While hedging against the Chinese SWAPs derivatives exposure is possible, generally speaking hedging SWAPs exposure becomes more difficult in developing markets in which highly liquidity lacks and the ability to cross margin with other products due to the lack of correlating derivatives products.
Hedge fund insiders have noted the rise of PIMCO and its industry leading bond fund has come during a historic move lower in interest rates has occurred. When interest rates drop the value of bonds that Gross purchased rise in value. With some yield curve observers noting that bond yields, sitting on all time lows, could move higher, particularly as the US Federal Reserve loosens its historic iron-clad grip on interest rate markets.
PIMCO having difficulties with new market environment
Gross is not only faced with having difficulty finding appropriate bond yield, but potentially is faced with a new market environment where US interest rates trend higher. Bonds that PIMCO purchases, particularly those of longer durations, will fall in value in a rising rate environment. How PIMCO manages this rising rate environment could be the most significant challenge to the company in its history.
To manage this process, PIMCO appears to be increasingly turning to derivatives. Gross developed a highly successful formula using derivatives to manage the bond market as rates were falling. While the formula might need adjusting to various degrees as US bond rates rise, if PIMCO’s managers can pull this trick out of their hat it will be one for the history books indeed.
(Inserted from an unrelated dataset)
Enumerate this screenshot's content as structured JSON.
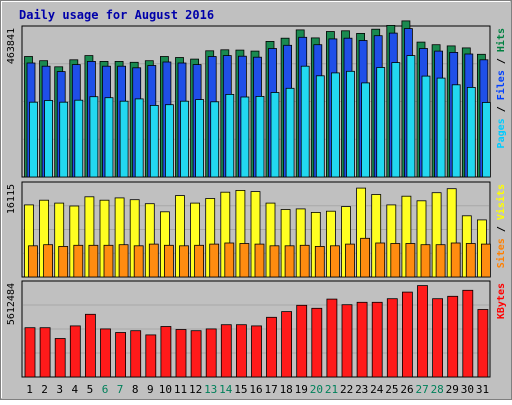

PIMCO’s core under performance question
That said, the firm struggles amid investors exiting the fund. The core of PIMCO has come under question recently. Just today, Pensions and Investments magazine questioned Gross’ claim that his fund has been outperforming the market. The magazine said the world’s largest bond fund, which is trying to recover from more than a year of underperforming most of its competitors, is pointing to returns in the second quarter (up 2.37%) and June (0.37%) that ranked in the top 23rd and 13th percentiles, respectively, for the institutional share class.
“But performance metrics that take risk into account point to no such rebound — and might, in fact, point to increased risk,” the article said. “The fund has underperformed its competitors, and a benchmark index, on the Sharpe ratio, a key risk-adjusted performance metric, every month since October 2011.”
The enhanced risk and volatility may be due to derivatives as well as the Sharpe Ratio used to measure risk / reward ratios. Sharp’s Nobel Prize winning formula assigns equal risk weighting to upside (positive) volatility as it does downside (negative) volatility. Many derivatives-based investment strategies tend to be penalized due to the weighting of upside deviation.
Regardless, PIMCO, predictably, disagrees that his fund has underperformed while often ignoring traditional risk and reward metrics in public comments.
“The Total Return Fund, long lambasted as underperforming, is outperforming its index by a decent margin, before fees,” Gross said at the Morningstar Investment Conference last month. “It does what a customer wants it to do and that’s to outperform with less risk on a consistent basis.”